İnsan dünyasal yaşamında, dünyanın en şerefli varlığı olan insan kardeşlerine emanet edilmiştir. Bu nedenle her insan dünyaya geliş amacını gerçekleştirebilmek için kendine emanet edilen diğer insanların acı ve yoksulluklarını paylaşmakla yükümlüdür.

Bu yükümlülüğün yerine getirebilmesi ancak en yüce ruhsal değer ve yeteneklerimizden biri olan merhameti geliştirmekle mümkün olur. İnsanlarla ve canlılarla ilgili olarak karşılaştığımız her olayda merhametimizi geliştirebilecek bilgiler vardır. Önemli olan olayların anlattığı şeylere ve verdiği bilgilere karşı duyarlı olmak, hikmetine ulaşacak anlayışa varmaktır. Ben, emekli arkadaşımın eşekarılarıyla ilgili tutum ve davranışını dinledikten sonra çocuklarına, torunlarına hatta bana ne denli etkili bir örnek olduğunu gördüm. Sinek, sivrisinek, örümcek dâhil hiçbir canlıya zarar vermez hale geldim. Onun merhameti çocukları, torunları ve benim için bir merhamet dersi oldu.


Empati kurmak

Başka insanlarla empati içinde olmadan onların yaşadıkları acıları kendi içimizde duyamaz ruhumuzdaki merhameti uyandıramayız. Merhamet duygusu içinde başka insanların acılarını paylaşmak insan için adeta bir ödüldür. Aynı acıları çekmeden, acıların verdiği deneyimleri yaşamanıza neden olur. Deneyim, insanların yalnızca kendi yaşadıklarıyla sınırlı değildir. İçimizde duyduğumuz her acı belki de çekenden daha fazla bizim için ders olur.

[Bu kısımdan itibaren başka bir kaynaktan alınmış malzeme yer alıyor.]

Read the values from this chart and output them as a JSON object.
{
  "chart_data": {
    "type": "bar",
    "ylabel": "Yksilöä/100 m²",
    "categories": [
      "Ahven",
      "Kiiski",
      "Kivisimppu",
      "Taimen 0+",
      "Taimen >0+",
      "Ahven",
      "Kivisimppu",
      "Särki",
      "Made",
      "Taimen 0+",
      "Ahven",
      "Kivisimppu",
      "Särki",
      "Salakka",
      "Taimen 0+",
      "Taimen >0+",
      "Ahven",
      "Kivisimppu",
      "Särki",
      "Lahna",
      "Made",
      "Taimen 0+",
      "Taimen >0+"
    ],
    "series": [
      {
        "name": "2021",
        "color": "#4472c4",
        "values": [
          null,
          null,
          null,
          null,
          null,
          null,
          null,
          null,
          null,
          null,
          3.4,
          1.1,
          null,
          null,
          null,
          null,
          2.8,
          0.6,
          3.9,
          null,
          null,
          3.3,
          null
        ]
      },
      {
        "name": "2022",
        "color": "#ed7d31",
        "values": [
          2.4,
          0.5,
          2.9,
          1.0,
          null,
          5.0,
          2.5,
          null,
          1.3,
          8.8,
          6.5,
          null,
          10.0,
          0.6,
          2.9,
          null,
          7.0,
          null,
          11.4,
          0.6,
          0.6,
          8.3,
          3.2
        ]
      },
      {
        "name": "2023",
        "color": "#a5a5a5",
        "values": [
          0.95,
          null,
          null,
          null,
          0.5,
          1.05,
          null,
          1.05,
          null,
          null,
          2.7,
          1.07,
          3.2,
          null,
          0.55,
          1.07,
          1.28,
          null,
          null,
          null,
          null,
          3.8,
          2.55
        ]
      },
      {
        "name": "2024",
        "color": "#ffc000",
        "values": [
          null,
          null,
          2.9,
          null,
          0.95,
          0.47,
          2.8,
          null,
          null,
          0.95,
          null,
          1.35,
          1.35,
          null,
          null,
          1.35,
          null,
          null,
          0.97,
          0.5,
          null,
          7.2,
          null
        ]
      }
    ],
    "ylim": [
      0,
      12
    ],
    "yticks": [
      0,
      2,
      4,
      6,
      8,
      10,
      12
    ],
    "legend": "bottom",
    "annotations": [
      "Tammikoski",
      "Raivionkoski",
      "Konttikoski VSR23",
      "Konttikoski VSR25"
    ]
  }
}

Başkalarının acılarına kalbinin kapılarını kapatan, merhametten uzaklaşan insanlar çevrelerine olumsuz enerji yayarlar. Kendi acıları karşısında da başka insanların kalp kapılarının açılmadığını görür, acılarıyla çaresizlik içinde yalnız kalırlar. Merhamet tüm kalpleri uyandıran, ruhu aydınlatan, acıları azaltan sihirli bir güçtür. Acıların en şifa verici ilacıdır. İnsanı cesaretlendirir, güzelleştirir, ruhuna verdiği zenginlik ve özgürlük ile diğer insanlarla bütünleştirir.